I've noticed this on a few people's blogs. What's the dealio? I know the Muslims say something similar throughout their everyday conversation - "Inshallah (if God wills)". Do you think Christians need to be so uncertain of the future? I'm not criticising, just interested. :)
By Angus, At 5:10 PM
Using "God willing" is an ancient Christian tradition. I'm old enough that I was brought up using the older form D.V. (Deo Volente).
Parts of the Christian world have a tradition of using "God willing and Jesus tarries", which I like.
By Radagast, At 5:21 PM
James 4:14-15
14 whereas you do not know what will happen tomorrow. For what is your life? It is even a vapor that appears for a little time and then vanishes away. 15 Instead you ought to say, “If the Lord wills, we shall live and do this or that.”
Angus, my dad was always quoting this passage & he always said "God willing." or DV when writing.
Marion
By Anonymous, At 6:00 PM
Try not to let them drag you through Fisherman's Wharf for too long tomorrow. Very Kitsch and commericial for tourists and I expect more of the same of what you had in Sacamento. Chinatown is really worth it and checking out the neighbourhoods with the Victorian facades.
By Steve Isham, At 7:13 PM
What's with the US Americans always 'fixing' food?
We have one (an American) at our place right now, and she's always talking about my wife fixing dinner.
Like Jen would ever break it... pah!
By RodeoClown, At 8:07 PM
I always thought DV was a Dutch saying: Da Lord Villing, where the 'L' was dropped making it DV. Thanks for the explanation Radagast. ;)
--Luke
By Anonymous, At 8:23 PM
hmph ... sorry Shy ... but as far as food goes ... don't hold your breath.
i'm confused about the toilet talk ...
By ckjolly, At 4:01 AM
i'm confused about the toilet talk ...
When you visit Oz you will understand...
By Craig Schwarze, At 7:40 AM
Are American toilets full of water? That's gross! It would surely spill over when you flush it...
By Bron, At 11:39 PM
CAn't stand US Toilets. We have an Australian style one in our apartmeent. It was one of the reasons that we took this place...
By Justin, At 1:56 AM
This is so funny!
Your commodes (that's what we call them in the Southern US) are different?? They don't have water? How do they work? (Do I want to know?)
I agree with you on the poor quality of packaged food in the stores. I don't like it either.
But I do like to fix supper. In fact, when I'm just about to cook, I might say that I'm "fixin' t' fix supper." And I'm not that much of a hick, y'all. : )

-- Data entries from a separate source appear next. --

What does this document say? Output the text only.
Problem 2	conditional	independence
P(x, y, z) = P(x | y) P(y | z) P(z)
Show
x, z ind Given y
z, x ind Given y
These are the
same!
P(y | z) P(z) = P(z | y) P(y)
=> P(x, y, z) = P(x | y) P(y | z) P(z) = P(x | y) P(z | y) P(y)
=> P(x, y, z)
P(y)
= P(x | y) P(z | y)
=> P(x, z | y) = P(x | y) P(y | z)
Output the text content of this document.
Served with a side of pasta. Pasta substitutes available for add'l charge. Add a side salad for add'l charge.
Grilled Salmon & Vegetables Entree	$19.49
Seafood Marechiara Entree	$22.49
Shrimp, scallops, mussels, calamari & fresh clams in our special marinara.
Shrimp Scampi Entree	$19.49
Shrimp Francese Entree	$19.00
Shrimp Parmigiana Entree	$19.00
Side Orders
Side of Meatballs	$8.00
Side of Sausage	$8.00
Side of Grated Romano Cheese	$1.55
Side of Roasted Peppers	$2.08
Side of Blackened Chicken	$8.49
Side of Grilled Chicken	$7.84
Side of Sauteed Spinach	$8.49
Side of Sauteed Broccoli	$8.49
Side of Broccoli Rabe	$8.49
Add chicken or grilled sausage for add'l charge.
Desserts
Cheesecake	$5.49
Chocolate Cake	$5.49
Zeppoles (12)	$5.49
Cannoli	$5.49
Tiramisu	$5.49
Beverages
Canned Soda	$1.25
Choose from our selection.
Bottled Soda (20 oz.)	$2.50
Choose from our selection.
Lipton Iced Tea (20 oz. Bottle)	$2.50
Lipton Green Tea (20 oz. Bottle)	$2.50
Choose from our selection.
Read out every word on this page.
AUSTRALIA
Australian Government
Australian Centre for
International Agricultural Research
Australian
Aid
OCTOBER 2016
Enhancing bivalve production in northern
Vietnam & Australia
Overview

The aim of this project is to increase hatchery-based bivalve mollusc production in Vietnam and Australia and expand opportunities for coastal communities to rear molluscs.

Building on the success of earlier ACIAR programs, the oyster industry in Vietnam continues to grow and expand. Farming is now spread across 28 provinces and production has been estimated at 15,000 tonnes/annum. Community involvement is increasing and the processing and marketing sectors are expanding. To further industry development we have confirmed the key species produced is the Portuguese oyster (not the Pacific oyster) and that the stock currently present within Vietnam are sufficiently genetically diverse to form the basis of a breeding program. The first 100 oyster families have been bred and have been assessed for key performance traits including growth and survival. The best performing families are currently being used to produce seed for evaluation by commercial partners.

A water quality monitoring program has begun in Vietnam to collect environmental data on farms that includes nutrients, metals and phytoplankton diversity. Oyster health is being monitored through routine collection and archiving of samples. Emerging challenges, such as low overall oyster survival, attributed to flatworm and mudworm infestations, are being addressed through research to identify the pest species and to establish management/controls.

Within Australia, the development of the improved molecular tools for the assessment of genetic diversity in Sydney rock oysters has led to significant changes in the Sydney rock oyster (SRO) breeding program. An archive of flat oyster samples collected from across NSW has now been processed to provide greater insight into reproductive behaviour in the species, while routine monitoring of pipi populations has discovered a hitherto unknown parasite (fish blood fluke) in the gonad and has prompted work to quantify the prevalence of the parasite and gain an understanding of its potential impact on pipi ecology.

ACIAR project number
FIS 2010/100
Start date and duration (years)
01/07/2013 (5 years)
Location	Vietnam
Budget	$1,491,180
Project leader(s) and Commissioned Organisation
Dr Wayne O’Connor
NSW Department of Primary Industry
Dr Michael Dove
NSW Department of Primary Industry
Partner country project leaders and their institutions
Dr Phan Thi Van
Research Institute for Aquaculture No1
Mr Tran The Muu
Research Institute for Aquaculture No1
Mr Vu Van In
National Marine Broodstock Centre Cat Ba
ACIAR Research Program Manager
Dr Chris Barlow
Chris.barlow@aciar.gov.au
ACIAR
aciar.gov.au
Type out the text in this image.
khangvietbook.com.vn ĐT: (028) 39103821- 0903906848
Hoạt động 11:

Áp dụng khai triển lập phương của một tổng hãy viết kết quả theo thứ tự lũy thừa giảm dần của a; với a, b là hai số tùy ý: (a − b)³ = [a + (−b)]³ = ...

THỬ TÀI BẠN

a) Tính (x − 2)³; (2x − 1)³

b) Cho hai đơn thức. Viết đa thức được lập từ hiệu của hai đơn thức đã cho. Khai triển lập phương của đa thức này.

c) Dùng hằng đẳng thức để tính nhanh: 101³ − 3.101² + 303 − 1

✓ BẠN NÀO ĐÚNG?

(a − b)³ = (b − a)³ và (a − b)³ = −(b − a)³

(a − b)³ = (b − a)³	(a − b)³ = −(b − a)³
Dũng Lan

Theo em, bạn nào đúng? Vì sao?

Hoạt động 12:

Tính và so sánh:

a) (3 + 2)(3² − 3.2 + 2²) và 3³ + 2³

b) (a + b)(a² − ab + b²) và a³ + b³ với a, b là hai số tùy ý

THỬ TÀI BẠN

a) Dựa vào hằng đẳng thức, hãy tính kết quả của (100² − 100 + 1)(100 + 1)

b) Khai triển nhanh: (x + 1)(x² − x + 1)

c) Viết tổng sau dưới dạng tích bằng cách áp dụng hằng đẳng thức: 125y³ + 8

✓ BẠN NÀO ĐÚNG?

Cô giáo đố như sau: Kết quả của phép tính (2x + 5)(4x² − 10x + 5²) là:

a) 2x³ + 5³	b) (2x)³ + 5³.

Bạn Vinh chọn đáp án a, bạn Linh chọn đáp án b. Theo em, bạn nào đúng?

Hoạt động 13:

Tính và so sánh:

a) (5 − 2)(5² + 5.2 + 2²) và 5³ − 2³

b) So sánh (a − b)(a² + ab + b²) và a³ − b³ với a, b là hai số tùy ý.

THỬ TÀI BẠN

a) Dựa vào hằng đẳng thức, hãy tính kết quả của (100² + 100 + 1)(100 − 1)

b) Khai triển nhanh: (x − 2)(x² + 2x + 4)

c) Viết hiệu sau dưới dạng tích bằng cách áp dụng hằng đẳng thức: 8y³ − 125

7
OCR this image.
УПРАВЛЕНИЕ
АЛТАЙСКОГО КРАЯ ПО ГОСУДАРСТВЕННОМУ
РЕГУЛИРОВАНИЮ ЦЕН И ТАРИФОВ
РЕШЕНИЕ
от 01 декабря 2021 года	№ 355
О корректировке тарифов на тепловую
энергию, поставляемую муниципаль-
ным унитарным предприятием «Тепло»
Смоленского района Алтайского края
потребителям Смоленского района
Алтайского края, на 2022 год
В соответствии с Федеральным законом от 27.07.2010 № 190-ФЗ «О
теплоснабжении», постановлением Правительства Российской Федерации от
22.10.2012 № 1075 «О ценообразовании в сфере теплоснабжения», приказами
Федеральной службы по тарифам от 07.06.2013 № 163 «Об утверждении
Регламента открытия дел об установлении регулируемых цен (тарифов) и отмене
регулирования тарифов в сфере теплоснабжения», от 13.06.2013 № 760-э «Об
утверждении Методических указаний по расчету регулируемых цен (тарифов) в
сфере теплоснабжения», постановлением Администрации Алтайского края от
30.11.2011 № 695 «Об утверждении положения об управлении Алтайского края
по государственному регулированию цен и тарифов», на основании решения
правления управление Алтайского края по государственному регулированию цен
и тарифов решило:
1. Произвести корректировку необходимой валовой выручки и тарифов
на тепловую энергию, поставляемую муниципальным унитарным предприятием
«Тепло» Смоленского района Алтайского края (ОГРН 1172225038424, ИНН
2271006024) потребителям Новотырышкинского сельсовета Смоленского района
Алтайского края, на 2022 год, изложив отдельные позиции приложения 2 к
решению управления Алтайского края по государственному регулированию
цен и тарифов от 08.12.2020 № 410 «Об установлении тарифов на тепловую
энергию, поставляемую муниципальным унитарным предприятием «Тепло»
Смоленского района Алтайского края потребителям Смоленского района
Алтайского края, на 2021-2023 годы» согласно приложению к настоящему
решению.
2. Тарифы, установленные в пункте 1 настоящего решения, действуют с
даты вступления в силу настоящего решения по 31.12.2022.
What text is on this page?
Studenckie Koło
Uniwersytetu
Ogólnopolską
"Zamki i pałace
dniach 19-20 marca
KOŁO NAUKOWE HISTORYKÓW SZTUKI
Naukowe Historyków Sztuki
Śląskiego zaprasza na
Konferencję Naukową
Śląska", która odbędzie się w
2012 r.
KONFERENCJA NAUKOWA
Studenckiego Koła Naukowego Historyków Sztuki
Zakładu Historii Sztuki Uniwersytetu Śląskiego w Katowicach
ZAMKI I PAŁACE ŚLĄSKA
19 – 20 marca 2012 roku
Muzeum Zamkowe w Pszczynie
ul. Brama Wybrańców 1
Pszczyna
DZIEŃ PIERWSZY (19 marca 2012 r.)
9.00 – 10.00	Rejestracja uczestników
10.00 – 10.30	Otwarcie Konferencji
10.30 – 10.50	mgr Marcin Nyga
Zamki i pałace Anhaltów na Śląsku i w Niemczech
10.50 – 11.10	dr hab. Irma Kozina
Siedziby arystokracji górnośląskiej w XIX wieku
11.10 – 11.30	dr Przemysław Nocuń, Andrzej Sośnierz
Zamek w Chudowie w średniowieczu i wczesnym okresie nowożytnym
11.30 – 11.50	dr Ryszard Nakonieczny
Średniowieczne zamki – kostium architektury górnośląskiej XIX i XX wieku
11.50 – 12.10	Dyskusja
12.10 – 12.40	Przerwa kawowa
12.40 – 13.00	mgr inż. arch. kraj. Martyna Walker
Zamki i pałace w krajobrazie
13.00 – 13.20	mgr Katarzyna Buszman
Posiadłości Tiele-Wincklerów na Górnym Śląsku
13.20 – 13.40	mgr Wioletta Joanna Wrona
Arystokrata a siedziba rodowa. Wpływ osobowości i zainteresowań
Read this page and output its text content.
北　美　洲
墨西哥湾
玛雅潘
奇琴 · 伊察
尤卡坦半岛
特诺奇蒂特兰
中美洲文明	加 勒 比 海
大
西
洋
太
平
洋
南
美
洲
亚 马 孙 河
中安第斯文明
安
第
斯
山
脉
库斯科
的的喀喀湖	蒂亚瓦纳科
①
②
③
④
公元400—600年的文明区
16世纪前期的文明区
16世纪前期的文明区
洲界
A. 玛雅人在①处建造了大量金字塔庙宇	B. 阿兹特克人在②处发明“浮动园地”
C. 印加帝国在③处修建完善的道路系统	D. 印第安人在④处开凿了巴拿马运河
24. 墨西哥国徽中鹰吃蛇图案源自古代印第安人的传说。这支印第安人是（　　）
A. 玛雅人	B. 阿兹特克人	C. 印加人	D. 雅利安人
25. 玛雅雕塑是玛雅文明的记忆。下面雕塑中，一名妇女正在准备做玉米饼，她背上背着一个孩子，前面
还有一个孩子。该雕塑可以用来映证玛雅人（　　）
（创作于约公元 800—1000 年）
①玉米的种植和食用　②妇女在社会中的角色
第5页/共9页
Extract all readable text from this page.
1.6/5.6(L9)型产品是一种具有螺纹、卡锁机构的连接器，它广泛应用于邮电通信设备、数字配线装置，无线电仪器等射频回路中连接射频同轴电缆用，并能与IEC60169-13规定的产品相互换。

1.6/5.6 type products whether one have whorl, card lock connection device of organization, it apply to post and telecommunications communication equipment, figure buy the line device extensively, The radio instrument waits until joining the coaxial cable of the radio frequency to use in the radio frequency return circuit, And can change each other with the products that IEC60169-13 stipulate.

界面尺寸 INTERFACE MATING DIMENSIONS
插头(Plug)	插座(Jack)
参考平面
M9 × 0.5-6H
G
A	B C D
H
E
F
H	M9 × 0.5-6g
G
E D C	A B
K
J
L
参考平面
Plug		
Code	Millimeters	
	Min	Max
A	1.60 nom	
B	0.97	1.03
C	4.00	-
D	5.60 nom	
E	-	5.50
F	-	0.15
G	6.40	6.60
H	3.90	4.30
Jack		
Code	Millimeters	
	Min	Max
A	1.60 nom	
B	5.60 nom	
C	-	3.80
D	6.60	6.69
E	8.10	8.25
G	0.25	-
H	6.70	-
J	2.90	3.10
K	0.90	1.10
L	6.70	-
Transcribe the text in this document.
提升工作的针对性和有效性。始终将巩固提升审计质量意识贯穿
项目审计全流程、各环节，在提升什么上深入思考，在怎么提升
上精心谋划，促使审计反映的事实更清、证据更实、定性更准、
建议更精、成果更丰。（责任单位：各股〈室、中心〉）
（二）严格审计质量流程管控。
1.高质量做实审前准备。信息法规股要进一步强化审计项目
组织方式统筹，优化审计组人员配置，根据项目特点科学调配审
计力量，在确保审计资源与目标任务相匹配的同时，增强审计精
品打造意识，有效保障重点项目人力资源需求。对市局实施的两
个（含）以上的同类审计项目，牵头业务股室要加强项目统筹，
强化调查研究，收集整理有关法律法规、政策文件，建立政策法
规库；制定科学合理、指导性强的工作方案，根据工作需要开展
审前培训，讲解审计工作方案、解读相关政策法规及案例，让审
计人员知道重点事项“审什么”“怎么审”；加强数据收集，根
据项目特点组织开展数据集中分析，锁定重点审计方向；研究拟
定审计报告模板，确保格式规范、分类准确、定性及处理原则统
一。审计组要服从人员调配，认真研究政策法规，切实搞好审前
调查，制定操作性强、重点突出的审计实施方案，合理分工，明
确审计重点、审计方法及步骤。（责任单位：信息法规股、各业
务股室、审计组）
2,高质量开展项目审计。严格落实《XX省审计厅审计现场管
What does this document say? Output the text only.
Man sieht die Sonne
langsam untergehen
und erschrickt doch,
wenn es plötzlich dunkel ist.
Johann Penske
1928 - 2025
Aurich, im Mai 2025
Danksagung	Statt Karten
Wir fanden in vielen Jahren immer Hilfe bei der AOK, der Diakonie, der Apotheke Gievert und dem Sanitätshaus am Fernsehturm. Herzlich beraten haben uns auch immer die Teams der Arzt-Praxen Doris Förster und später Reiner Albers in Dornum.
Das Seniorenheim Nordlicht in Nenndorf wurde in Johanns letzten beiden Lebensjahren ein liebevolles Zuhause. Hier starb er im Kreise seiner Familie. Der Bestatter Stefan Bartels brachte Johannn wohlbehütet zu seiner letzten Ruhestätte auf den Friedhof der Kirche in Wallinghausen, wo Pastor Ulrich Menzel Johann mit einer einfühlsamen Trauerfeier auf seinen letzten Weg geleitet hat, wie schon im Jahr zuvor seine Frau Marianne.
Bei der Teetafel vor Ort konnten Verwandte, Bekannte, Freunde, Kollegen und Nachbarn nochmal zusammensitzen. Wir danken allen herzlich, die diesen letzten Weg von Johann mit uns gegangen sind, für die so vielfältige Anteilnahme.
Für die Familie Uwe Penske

(I found your blog from Radagast's, which I found from John Dekker's, who found me from Susans... hey to you from NC! : )
By Jessie, At 4:12 PM
What's with the US Americans always 'fixing' food?
It's an idiom born of necessity. Our processed foods are so terrible that they constantly require 'fixing' in order to become fit for consumption.
I have now heard so many strange things about Australian toilets that I might go there just to see those.